Even in residency at the most southerly hospital he could break into, the French horn accompanies him, superfluous baggage he's sworn off of but can't deep-six. It sits in its case, arm's length from his unfrequented bed, awaiting that postponed jam session of itinerant orchestra, midnight's clandestine musicians riffing into cleanly earned, twelve-bar sweat over sweet surreptitious saints marching someplace in.
And that's why he's a surgeon, Dr. Burgess. What does he win? Reasons, he would tell the Chief, explain nothing. Peculiarly American, this doctoring up of motive after the fact. The M.D. gives him something to fall back on; why not leave it at that?
Only overwork mitigates the sense of rendezvous, perpetually about to be missed. And this job's busier than any in the accepted register. He gives none of this away during Burgess's sherry-and-lit sessions. One does not tell the head of surgery that the career is just a holding pattern. Still, the Chief’s got a spot of it too. Cold consolation of supercompetence: earn a breathing space, prolong more lives than one terminates, bilge a patch of the spreading hematoma, nick the parabola, buy a minute, which must be sixty seconds more than nothing.
The hallways swarm with interns today. Each one grins at him from behind a patient work-up, inquiring politely after his potassium level.
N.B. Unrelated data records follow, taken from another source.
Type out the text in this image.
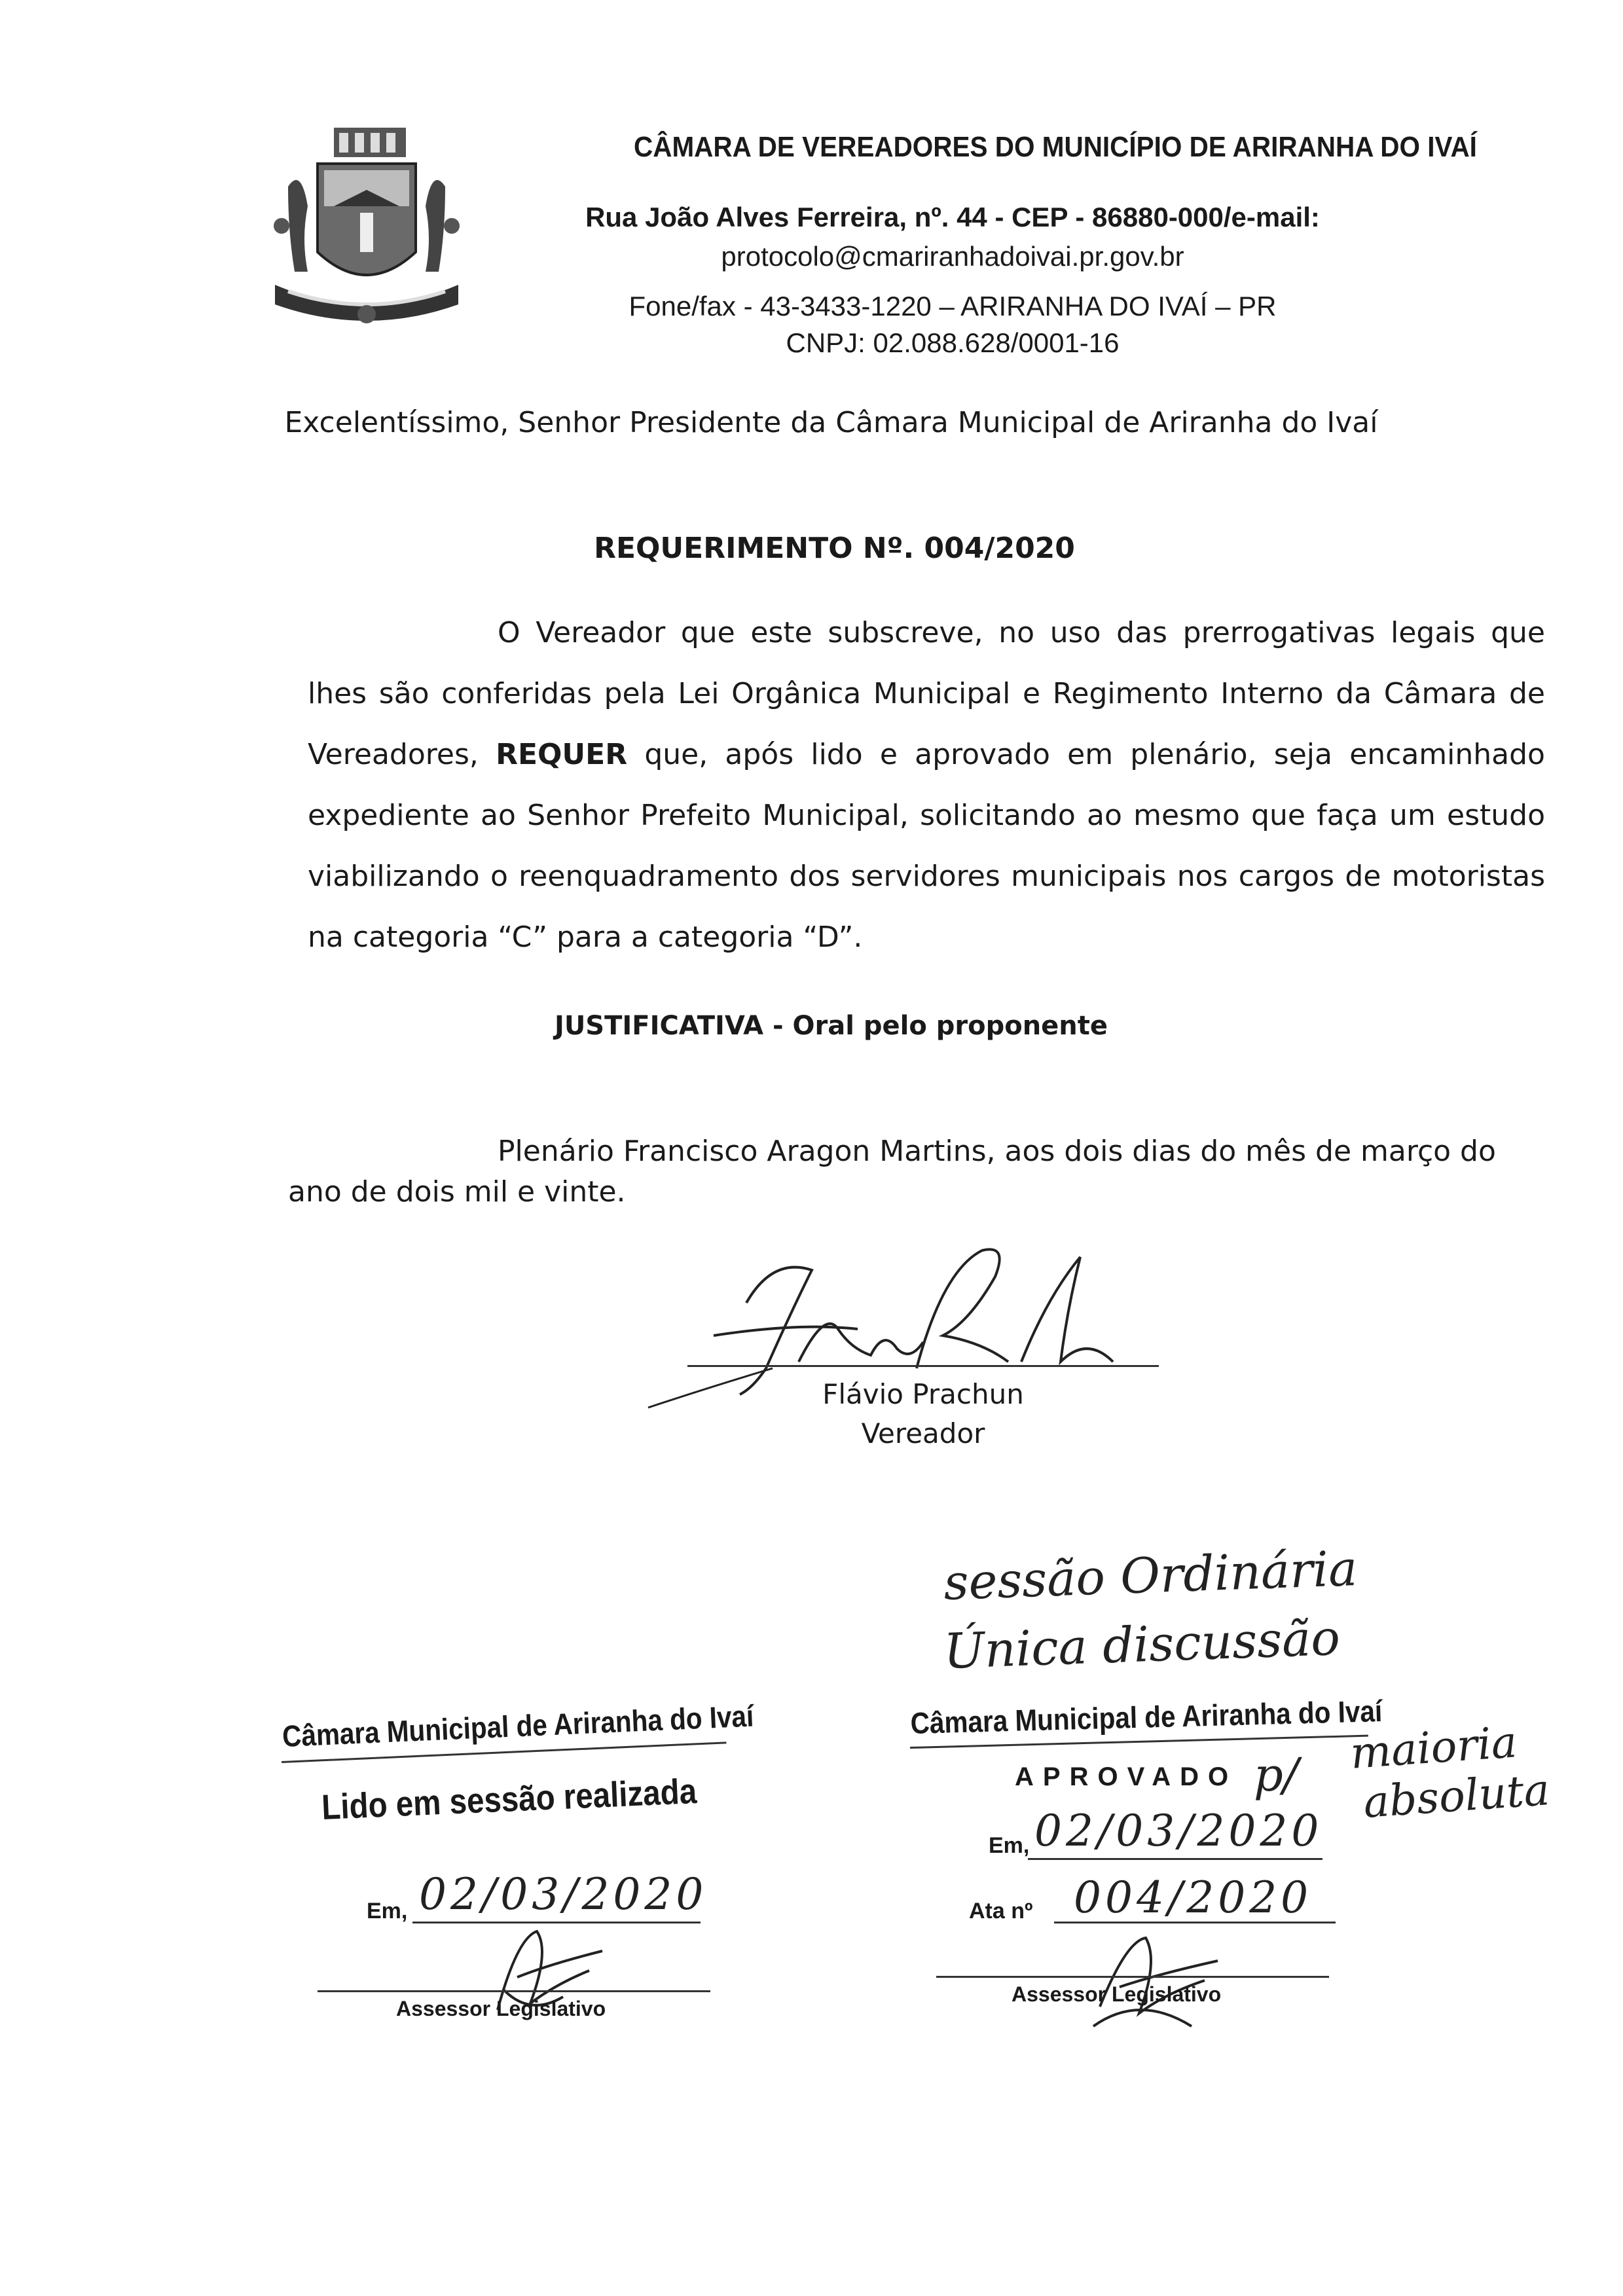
CÂMARA DE VEREADORES DO MUNICÍPIO DE ARIRANHA DO IVAÍ
Rua João Alves Ferreira, nº. 44 - CEP - 86880-000/e-mail:
protocolo@cmariranhadoivai.pr.gov.br
Fone/fax - 43-3433-1220 – ARIRANHA DO IVAÍ – PR
CNPJ: 02.088.628/0001-16
Excelentíssimo, Senhor Presidente da Câmara Municipal de Ariranha do Ivaí
REQUERIMENTO Nº. 004/2020
O Vereador que este subscreve, no uso das prerrogativas legais que lhes são conferidas pela Lei Orgânica Municipal e Regimento Interno da Câmara de Vereadores, REQUER que, após lido e aprovado em plenário, seja encaminhado expediente ao Senhor Prefeito Municipal, solicitando ao mesmo que faça um estudo viabilizando o reenquadramento dos servidores municipais nos cargos de motoristas na categoria “C” para a categoria “D”.
JUSTIFICATIVA - Oral pelo proponente
Plenário Francisco Aragon Martins, aos dois dias do mês de março do ano de dois mil e vinte.
Flávio Prachun
Vereador
Câmara Municipal de Ariranha do Ivaí
Lido em sessão realizada
Em, 02/03/2020
Assessor Legislativo
sessão Ordinária
Única discussão
Câmara Municipal de Ariranha do Ivaí
APROVADO p/ maioria
absoluta
Em, 02/03/2020
Ata nº 004/2020
Assessor Legislativo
Kraft, after weeks of running this rat maze and still capable of getting lost in it, follows the colored-floor-stripe Baedeker, the No-Pay's heritage trail, deep into pathology's sanctum sanctorum.
In these halls the human calculus is ceaselessly differentiated with all the rote, overlearned ease of a child doing her lower times tables. Too many bodies even to be blase over. An «-space, imploded theater-in-the-round. Charity cases line the passages, capitalism's crash-test dummies and quantity grist. They drift, tubed down, stranded, pharmaceutically beached, cobbled up in assorted VA-surplus rolling furniture, talking to themselves, beyond all help but perfunctory patch job. Emergency gone quotidian. In residents' parlance, SHPOS. Subhuman pieces of shit.
Kraft makes rounds. The first pubescent post-op on the list isn't in his room. Probably off in the can getting high. Perhaps he should join the boy. But today's narcotics of choice are way out of his parlance. Two other must-sees from the same room are perched precariously on the windowsill, where they busily force flaming stuffed animals out through the barred windows to certain death six stories below.
The view from that window reveals an all-points, single-story hacienda sprawl as intricate and comprehensive as mold overwhelming a slice of damp bread. Kraft spots, in the switchback of streets that curl like machine parings, other hospitals, his previous rotations in the Byzantine farming-out that landed him here. The journeyman system has its pedagogic advantages. It lets him sample a mix of varying protocols and staffs. Each neighborhood (a euphemism in this unin-corporable metastasis of urban planning) has its exemplary disasters of the flesh. Each round is tailored to its geographical destiny: coronary with the haves; pede with the have-nots. Would that the have-nots had had a few fewer.
Every mini-mall, each net of streets beats its own unique socioeco-nomic pathologic path. For acquiring a rounded, hands-on account of general surgery, there's no substitute for touring the trenches. Short services are his entree into semi-autonomous regions just one burb over, those closed camps he could never have hoped to visit otherwise and survive. Join the army, see the world. Old idea of the study abroad, the foreign exchange program, the school field trip. Only this time, the museum is real.